The HR Professor

The HR Professor

Teaching You How to Navigate the Workplace

How to Conduct a Respectful Termination

If you are a people manager long enough, at some point you will more than likely have to terminate an employee. This may be due to a code of business conduct violation, poor performance, or a even a position elimination.

Terminations are never easy, no matter the reason. You are taking away another person’s livelihood, whether you feel they have “earned” it or not. If you become immune to the emotional ramifications, it is probably time that you move out of management.

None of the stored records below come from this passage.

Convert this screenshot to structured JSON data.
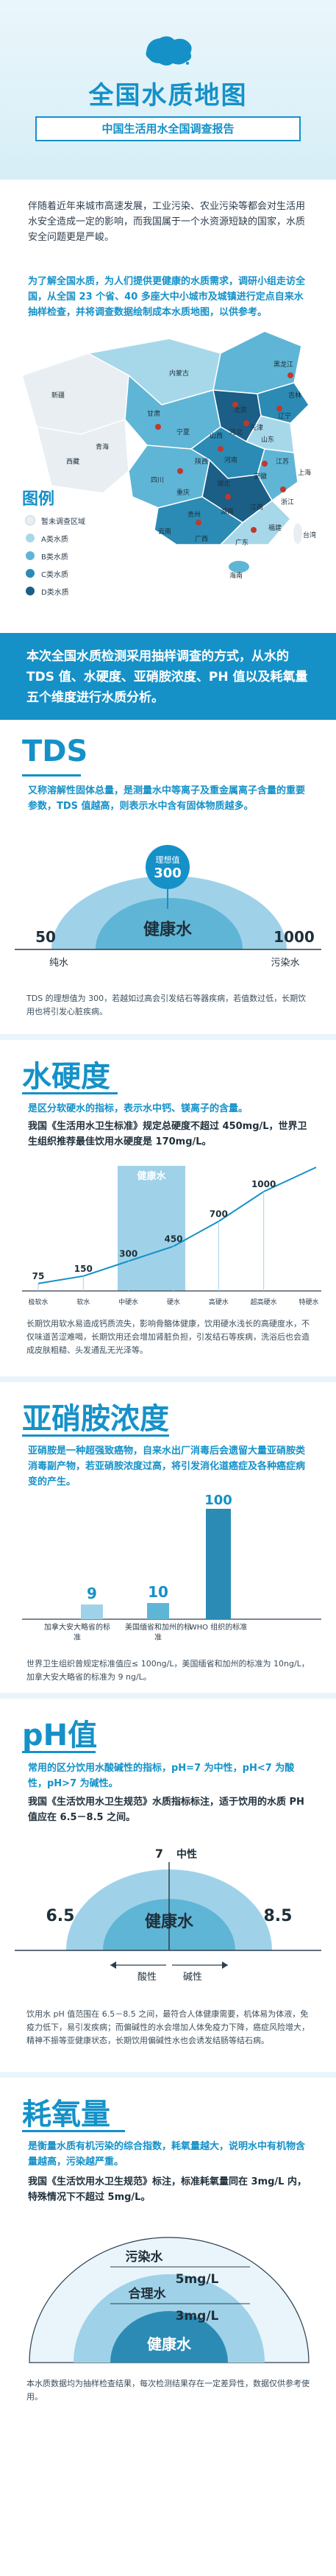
{
  "header": {
    "title": "全国水质地图",
    "subtitle": "中国生活用水全国调查报告"
  },
  "intro": {
    "paragraph": "伴随着近年来城市高速发展，工业污染、农业污染等都会对生活用水安全造成一定的影响，而我国属于一个水资源短缺的国家，水质安全问题更是严峻。",
    "paragraph2": "为了解全国水质，为人们提供更健康的水质需求，调研小组走访全国，从全国 23 个省、40 多座大中小城市及城镇进行定点自来水抽样检查，并将调查数据绘制成本水质地图，以供参考。"
  },
  "map": {
    "labels": [
      "黑龙江",
      "吉林",
      "辽宁",
      "新疆",
      "内蒙古",
      "北京",
      "天津",
      "河北",
      "山西",
      "宁夏",
      "甘肃",
      "青海",
      "西藏",
      "四川",
      "重庆",
      "陕西",
      "河南",
      "山东",
      "江苏",
      "安徽",
      "湖北",
      "上海",
      "浙江",
      "江西",
      "湖南",
      "福建",
      "贵州",
      "云南",
      "广西",
      "广东",
      "海南",
      "台湾"
    ],
    "legend_title": "图例",
    "legend": [
      {
        "label": "暂未调查区域",
        "color": "#e8eef1"
      },
      {
        "label": "A类水质",
        "color": "#a7d8ea"
      },
      {
        "label": "B类水质",
        "color": "#5fb5d6"
      },
      {
        "label": "C类水质",
        "color": "#2b8bb5"
      },
      {
        "label": "D类水质",
        "color": "#1b5e86"
      }
    ]
  },
  "banner": {
    "text": "本次全国水质检测采用抽样调查的方式，从水的 TDS 值、水硬度、亚硝胺浓度、PH 值以及耗氧量五个维度进行水质分析。"
  },
  "tds": {
    "title": "TDS",
    "desc": "又称溶解性固体总量，是测量水中等离子及重金属离子含量的重要参数，TDS 值越高，则表示水中含有固体物质越多。",
    "ideal_label": "理想值",
    "ideal_value": "300",
    "arc_label": "健康水",
    "left_value": "50",
    "right_value": "1000",
    "left_label": "纯水",
    "right_label": "污染水",
    "note": "TDS 的理想值为 300，若越如过高会引发结石等器疾病，若值数过低，长期饮用也将引发心脏疾病。"
  },
  "hardness": {
    "title": "水硬度",
    "desc": "是区分软硬水的指标，表示水中钙、镁离子的含量。",
    "desc2": "我国《生活用水卫生标准》规定总硬度不超过 450mg/L，世界卫生组织推荐最佳饮用水硬度是 170mg/L。",
    "healthy_label": "健康水",
    "note": "长期饮用软水易造成钙质流失，影响骨骼体健康，饮用硬水浅长的高硬度水，不仅味道苦涩难喝，长期饮用还会增加肾脏负担，引发结石等疾病，洗浴后也会造成皮肤粗糙、头发通乱无光泽等。"
  },
  "chart_data": {
    "type": "line",
    "categories": [
      "极软水",
      "软水",
      "中硬水",
      "硬水",
      "高硬水",
      "超高硬水",
      "特硬水"
    ],
    "values": [
      75,
      150,
      300,
      450,
      700,
      1000,
      null
    ],
    "title": "",
    "xlabel": "",
    "ylabel": ""
  },
  "nitrosamine": {
    "title": "亚硝胺浓度",
    "desc": "亚硝胺是一种超强致癌物，自来水出厂消毒后会遗留大量亚硝胺类消毒副产物，若亚硝胺浓度过高，将引发消化道癌症及各种癌症病变的产生。",
    "bars": [
      {
        "value": "9",
        "label": "加拿大安大略省的标准"
      },
      {
        "value": "10",
        "label": "美国缅省和加州的标准"
      },
      {
        "value": "100",
        "label": "WHO 组织的标准"
      }
    ],
    "note": "世界卫生组织曾规定标准值应≤ 100ng/L，美国缅省和加州的标准为 10ng/L，加拿大安大略省的标准为 9 ng/L。"
  },
  "ph": {
    "title": "pH值",
    "desc": "常用的区分饮用水酸碱性的指标，pH=7 为中性，pH<7 为酸性，pH>7 为碱性。",
    "desc2": "我国《生活饮用水卫生规范》水质指标标注，适于饮用的水质 PH 值应在 6.5－8.5 之间。",
    "neutral_label": "中性",
    "neutral_value": "7",
    "left_value": "6.5",
    "right_value": "8.5",
    "arc_label": "健康水",
    "acid_label": "酸性",
    "alkali_label": "碱性",
    "note": "饮用水 pH 值范围在 6.5－8.5 之间，最符合人体健康需要，机体易为体液，免疫力低下，易引发疾病；而偏碱性的水会增加人体免疫力下降，癌症风险增大，精神不振等亚健康状态，长期饮用偏碱性水也会诱发结肠等结石病。"
  },
  "oxygen": {
    "title": "耗氧量",
    "desc": "是衡量水质有机污染的综合指数，耗氧量越大，说明水中有机物含量越高，污染越严重。",
    "desc2": "我国《生活饮用水卫生规范》标注，标准耗氧量同在 3mg/L 内，特殊情况下不超过 5mg/L。",
    "layers": [
      {
        "label": "污染水",
        "value": "5mg/L"
      },
      {
        "label": "合理水",
        "value": "3mg/L"
      },
      {
        "label": "健康水",
        "value": ""
      }
    ],
    "note": "本水质数据均为抽样检查结果，每次检测结果存在一定差异性，数据仅供参考使用。"
  }
}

Here are some tips to help the process go as smoothly as possible:

  1. Work with your local HR representative to prepare for the meeting. You should practice the messaging in advance. The message should be brief and to the point. For example: “Tom — We have some bad news for you. Due to budgetary cutbacks, re-organization, etc., we have decided to eliminate your position effective immediately.”
  2. If your organizations supports it, try to always offer severance in cases of poor performance and position elimination. The employee will feel more secure knowing they will have income coming in for a set period as they search for a new role.
  3. Book a private conference room that is ideally in an off-traffic area. Avoid all-glass conference rooms that do not allow the employee to have dignity. Some employees will break down and cry or become angry. Other employees should not witness this response, as it will only feed the rumor mill.
  4. Go over what will happen with benefits, final check, and PTO. Cover how to apply for unemployment. HR will hopefully be present in the meeting and can take over at this point. Provide a business card with contact information so the employee can call with any follow-up questions. He will likely be angry, in shock, saddened, etc. and will not be thinking of questions during the notification meeting.
  5. Depending on the circumstances of the termination, if the employee would like to say “good-bye” to co-workers, let them. This can be risky and should be handled on a case-by-case basis, but some people like this closure.
  6. Offer the employee a meeting in private before or after office hours to return to clean out their desk. Or, give them the option to have their items shipped to them. Only “walk out” those employees who become hostile or who based on past behavior, cannot be trusted to return to their work station.
  7. Thank the employee for their contributions and wish them luck.
  8. Communicate to the rest of your team that “employee” is no longer with the company. Do not give details of the reason for termination as that information should remain confidential.